Glutathione can be found in the cell in two forms. Reduced glutathione (GSH) is a linear tripeptide of L-glutamine, L-cysteine, and glycine. As electrons are lost, the molecule becomes oxidized, and two such molecules become linked (dimerized) by a disulfide bridge to form glutathione disulfide or oxidized glutathione (GSSG). This linkage is reversible upon re-reduction. Hence, GSH is under a tight homeostatic control at both intracellular and extracellular levels. A dynamic balance is maintained between GSH synthesis, recycling from GSSG/oxidized glutathione, and utilization.
GSH synthesis involves two closely linked, enzymatically-controlled, reactions that utilize ATP. First, L-cysteine and L-glutamate are combined by gamma-glutamyl cysteinyl synthetase (ϒGCS). Second, GSH synthetase (GSS) combines gamma-glutamylcysteine with glycine to generate GSH.

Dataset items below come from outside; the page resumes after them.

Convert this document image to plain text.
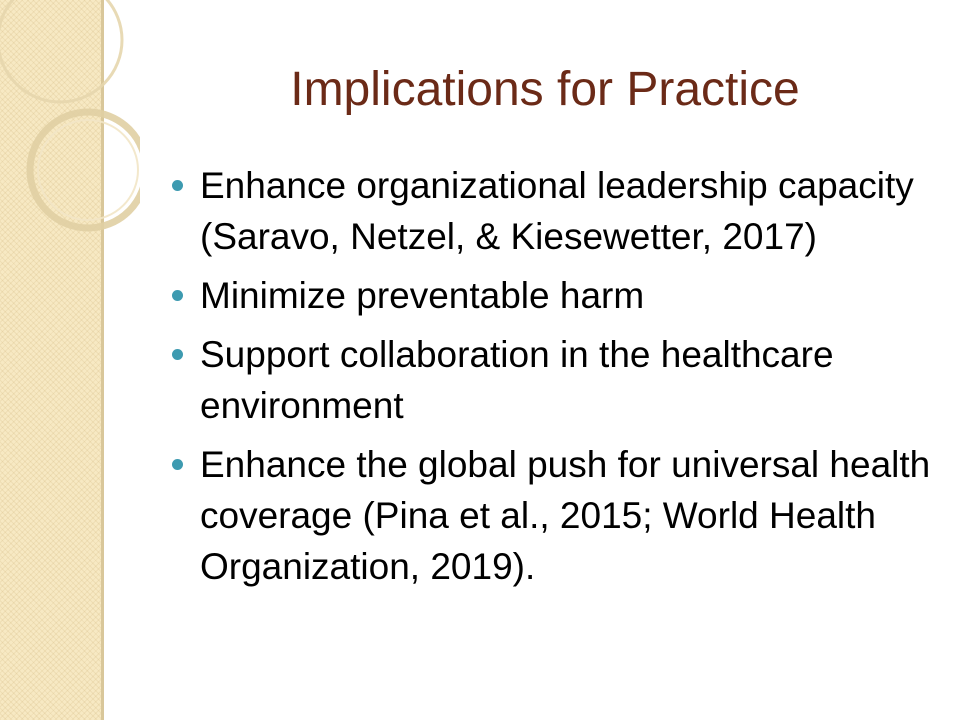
Implications for Practice
Enhance organizational leadership capacity (Saravo, Netzel, & Kiesewetter, 2017)
Minimize preventable harm
Support collaboration in the healthcare environment
Enhance the global push for universal health coverage (Pina et al., 2015; World Health Organization, 2019).
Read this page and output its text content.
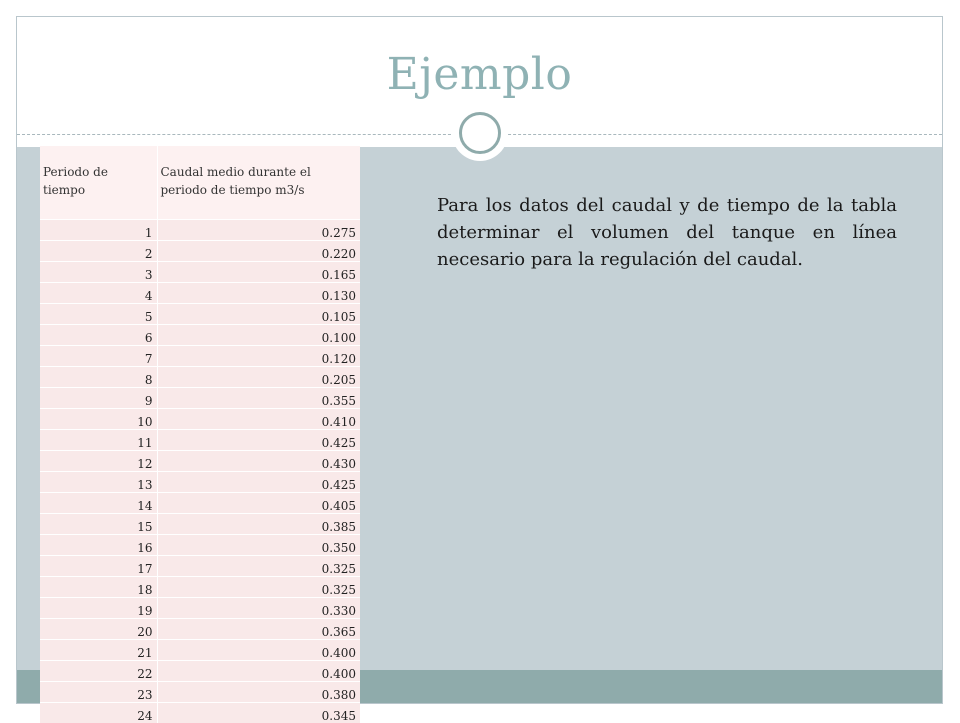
Ejemplo
Periodo de tiempo	Caudal medio durante el periodo de tiempo m3/s
1	0.275
2	0.220
3	0.165
4	0.130
5	0.105
6	0.100
7	0.120
8	0.205
9	0.355
10	0.410
11	0.425
12	0.430
13	0.425
14	0.405
15	0.385
16	0.350
17	0.325
18	0.325
19	0.330
20	0.365
21	0.400
22	0.400
23	0.380
24	0.345
Para los datos del caudal y de tiempo de la tabla determinar el volumen del tanque en línea necesario para la regulación del caudal.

GSH recycling is mainly catalyzed by glutathione disulfide reductase (GSR), which uses reducing equivalents from NADPH to reconvert GSSG to 2GSH. Thus, NADPH is mandatory to GSH recycling and is given by glucose-6-phosphate dehydrogenase (G6PD), an enzyme involved in the pentose monophosphate pathway. The reducing power of ascorbate helps to conserve systemic GSH. GSH can also result from conjugation of L-Cysteinyl-glycine with L-Glutamic acid, a reaction catalyzed by gamma-glutamyltranspeptidases (γGTs).